Why measurement matters more than ever
Malcom Gladwell’s concepts in “Blink” have great merit. But gut instinct alone cannot be the basis for strategic budget decisions in a time of critical decision making. We must embrace the challenges, expense and risk that go hand in glove with any good strategic roadmap—and supporting technologies—that we unveil to impact our shoppers. These initiatives need an empowered project owner, experienced resources guiding each project phase and the tools to clearly understand what's working (and what's not) to hit the bull's eye for all stakeholders.
In a nutshell, return on investment should be the basis of all decision-making, but we have to work together . If we solve it, then we have no reason to be victims to the budget chopping block. The challenge is that many retailers don't know how to make a simple return on investment case for these decisions so they cut them due to perceived expense rather than working on building the business case for funding with proven playback.
To get around this, the business case must start with a clearly outlined strategy to support competitive differentiation; up basket size, product or services sales; support employee empowerment; or a combination of many goals. Once this is identified, it should be applied to the brand’s bottom line, as only then we can put an ROI to it, create success factors for it, and come up with ways of measuring and making sure that they are operating as they should. Is this hard to do? Yes. But, it’s not impossible and we are simply not going to be able to forge ahead as an industry as a critical budget line item if we don’t commit to this now.

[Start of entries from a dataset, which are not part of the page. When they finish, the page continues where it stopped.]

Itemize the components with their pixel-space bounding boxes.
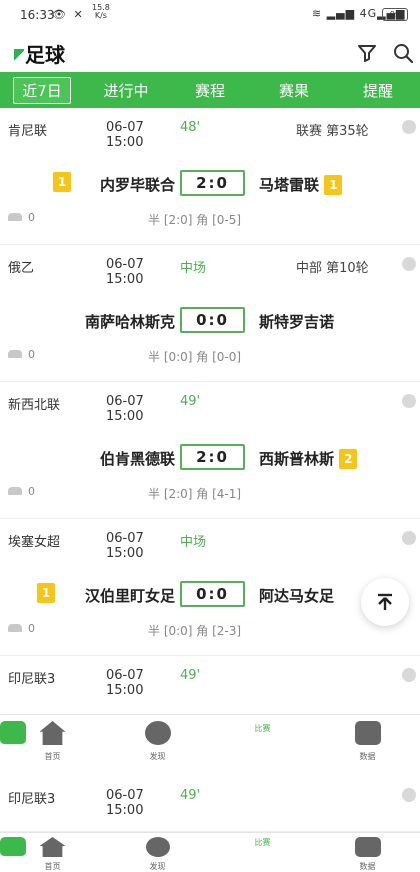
back-to-top-button[interactable] bbox=[361, 578, 409, 626]
home-icon bbox=[39, 721, 66, 745]
bottom-nav: 首页 发现 比赛 数据 bbox=[0, 714, 420, 768]
match-datetime: 06-07 15:00 bbox=[106, 668, 144, 698]
people-icon bbox=[8, 624, 22, 632]
search-icon[interactable] bbox=[392, 42, 414, 64]
league-name: 印尼联3 bbox=[8, 672, 56, 687]
match-datetime: 06-07 15:00 bbox=[106, 394, 144, 424]
nav-data[interactable]: 数据 bbox=[315, 833, 420, 872]
half-corner-stats: 半 [0:0] 角 [2-3] bbox=[148, 624, 242, 638]
status-bar: 16:33 👁 ✕ 15.8 K/s ≋ ▂▄▆ 4G▂▄▆ 99 bbox=[0, 0, 420, 32]
tab-bar: 近7日 进行中 赛程 赛果 提醒 bbox=[0, 72, 420, 108]
nav-match[interactable]: 比赛 bbox=[0, 833, 315, 872]
league-name: 俄乙 bbox=[8, 261, 35, 276]
status-icons: 👁 ✕ bbox=[52, 8, 85, 21]
half-corner-stats: 半 [0:0] 角 [0-0] bbox=[148, 350, 242, 364]
bottom-nav: 首页 发现 比赛 数据 bbox=[0, 832, 420, 872]
match-datetime: 06-07 15:00 bbox=[106, 531, 144, 561]
home-icon bbox=[39, 837, 66, 857]
match-row[interactable]: 新西北联 06-07 15:00 49' 伯肯黑德联 2:0 西斯普林斯 2 0 … bbox=[0, 382, 420, 519]
away-team: 斯特罗吉诺 bbox=[259, 313, 335, 331]
battery-icon: 99 bbox=[382, 8, 408, 21]
match-status: 48' bbox=[180, 120, 201, 135]
match-row[interactable]: 埃塞女超 06-07 15:00 中场 1 汉伯里盯女足 0:0 阿达马女足 0 … bbox=[0, 519, 420, 656]
yellow-card-badge: 2 bbox=[339, 449, 358, 469]
match-status: 49' bbox=[180, 668, 201, 683]
away-team: 西斯普林斯 2 bbox=[259, 448, 389, 469]
tab-reminders[interactable]: 提醒 bbox=[336, 80, 420, 101]
league-name: 埃塞女超 bbox=[8, 535, 61, 550]
score-box: 2:0 bbox=[180, 170, 245, 196]
league-name: 新西北联 bbox=[8, 398, 61, 413]
home-team: 南萨哈林斯克 bbox=[84, 313, 175, 331]
page-title: 足球 bbox=[14, 39, 65, 68]
match-round: 中部 第10轮 bbox=[296, 261, 369, 276]
people-count: 0 bbox=[8, 348, 35, 361]
league-name: 肯尼联 bbox=[8, 124, 48, 139]
arrow-up-icon bbox=[378, 593, 392, 610]
alarm-icon[interactable] bbox=[402, 788, 416, 802]
nav-data[interactable]: 数据 bbox=[315, 715, 420, 768]
status-time: 16:33 bbox=[20, 8, 55, 22]
people-count: 0 bbox=[8, 485, 35, 498]
score-box: 2:0 bbox=[180, 444, 245, 470]
match-datetime: 06-07 15:00 bbox=[106, 120, 144, 150]
tab-in-progress[interactable]: 进行中 bbox=[84, 80, 168, 101]
people-count: 0 bbox=[8, 622, 35, 635]
home-team: 汉伯里盯女足 bbox=[84, 587, 175, 605]
away-team: 马塔雷联 1 bbox=[259, 174, 389, 195]
people-icon bbox=[8, 213, 22, 221]
logo-icon bbox=[14, 49, 24, 63]
yellow-card-badge: 1 bbox=[324, 175, 343, 195]
match-status: 49' bbox=[180, 394, 201, 409]
data-icon bbox=[354, 837, 381, 857]
match-row[interactable]: 俄乙 06-07 15:00 中场 中部 第10轮 南萨哈林斯克 0:0 斯特罗吉… bbox=[0, 245, 420, 382]
discover-icon bbox=[144, 721, 171, 745]
tab-results[interactable]: 赛果 bbox=[252, 80, 336, 101]
match-icon bbox=[0, 721, 26, 745]
match-datetime: 06-07 15:00 bbox=[106, 788, 144, 818]
match-row[interactable]: 印尼联3 06-07 15:00 49' bbox=[0, 776, 420, 832]
filter-icon[interactable] bbox=[356, 42, 378, 64]
match-round: 联赛 第35轮 bbox=[296, 124, 369, 139]
alarm-icon[interactable] bbox=[402, 531, 416, 545]
nav-discover[interactable]: 发现 bbox=[105, 715, 210, 768]
alarm-icon[interactable] bbox=[402, 120, 416, 134]
match-status: 中场 bbox=[180, 261, 207, 276]
match-datetime: 06-07 15:00 bbox=[106, 257, 144, 287]
nav-match[interactable]: 比赛 bbox=[0, 715, 315, 768]
half-corner-stats: 半 [2:0] 角 [0-5] bbox=[148, 213, 242, 227]
nav-discover[interactable]: 发现 bbox=[105, 833, 210, 872]
match-row[interactable]: 印尼联3 06-07 15:00 49' bbox=[0, 656, 420, 716]
league-name: 印尼联3 bbox=[8, 792, 56, 807]
home-team: 伯肯黑德联 bbox=[99, 450, 175, 468]
match-row[interactable]: 肯尼联 06-07 15:00 48' 联赛 第35轮 1 内罗毕联合 2:0 马… bbox=[0, 108, 420, 245]
tab-last-7-days[interactable]: 近7日 bbox=[0, 76, 84, 104]
tab-schedule[interactable]: 赛程 bbox=[168, 80, 252, 101]
score-box: 0:0 bbox=[180, 581, 245, 607]
alarm-icon[interactable] bbox=[402, 394, 416, 408]
data-icon bbox=[354, 721, 381, 745]
app-header: 足球 bbox=[0, 32, 420, 72]
match-status: 中场 bbox=[180, 535, 207, 550]
alarm-icon[interactable] bbox=[402, 668, 416, 682]
alarm-icon[interactable] bbox=[402, 257, 416, 271]
score-box: 0:0 bbox=[180, 307, 245, 333]
network-speed: 15.8 K/s bbox=[92, 3, 110, 20]
people-icon bbox=[8, 487, 22, 495]
home-team: 内罗毕联合 bbox=[99, 176, 175, 194]
match-icon bbox=[0, 837, 26, 857]
match-status: 49' bbox=[180, 788, 201, 803]
people-count: 0 bbox=[8, 211, 35, 224]
half-corner-stats: 半 [2:0] 角 [4-1] bbox=[148, 487, 242, 501]
discover-icon bbox=[145, 837, 170, 857]
people-icon bbox=[8, 350, 22, 358]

The potential for Marketing at Retail tools is thrilling if we can focus not on the technology or the Marketing at Retail strategy, but on the proven value that they provide. We’ve come so far as an industry—let’s work together to pave the way based on smart “future thinking” rather than leaning on broken models that decision makers find comfortable. Only then can we ensure that precious budget support and truly impact our retail futures.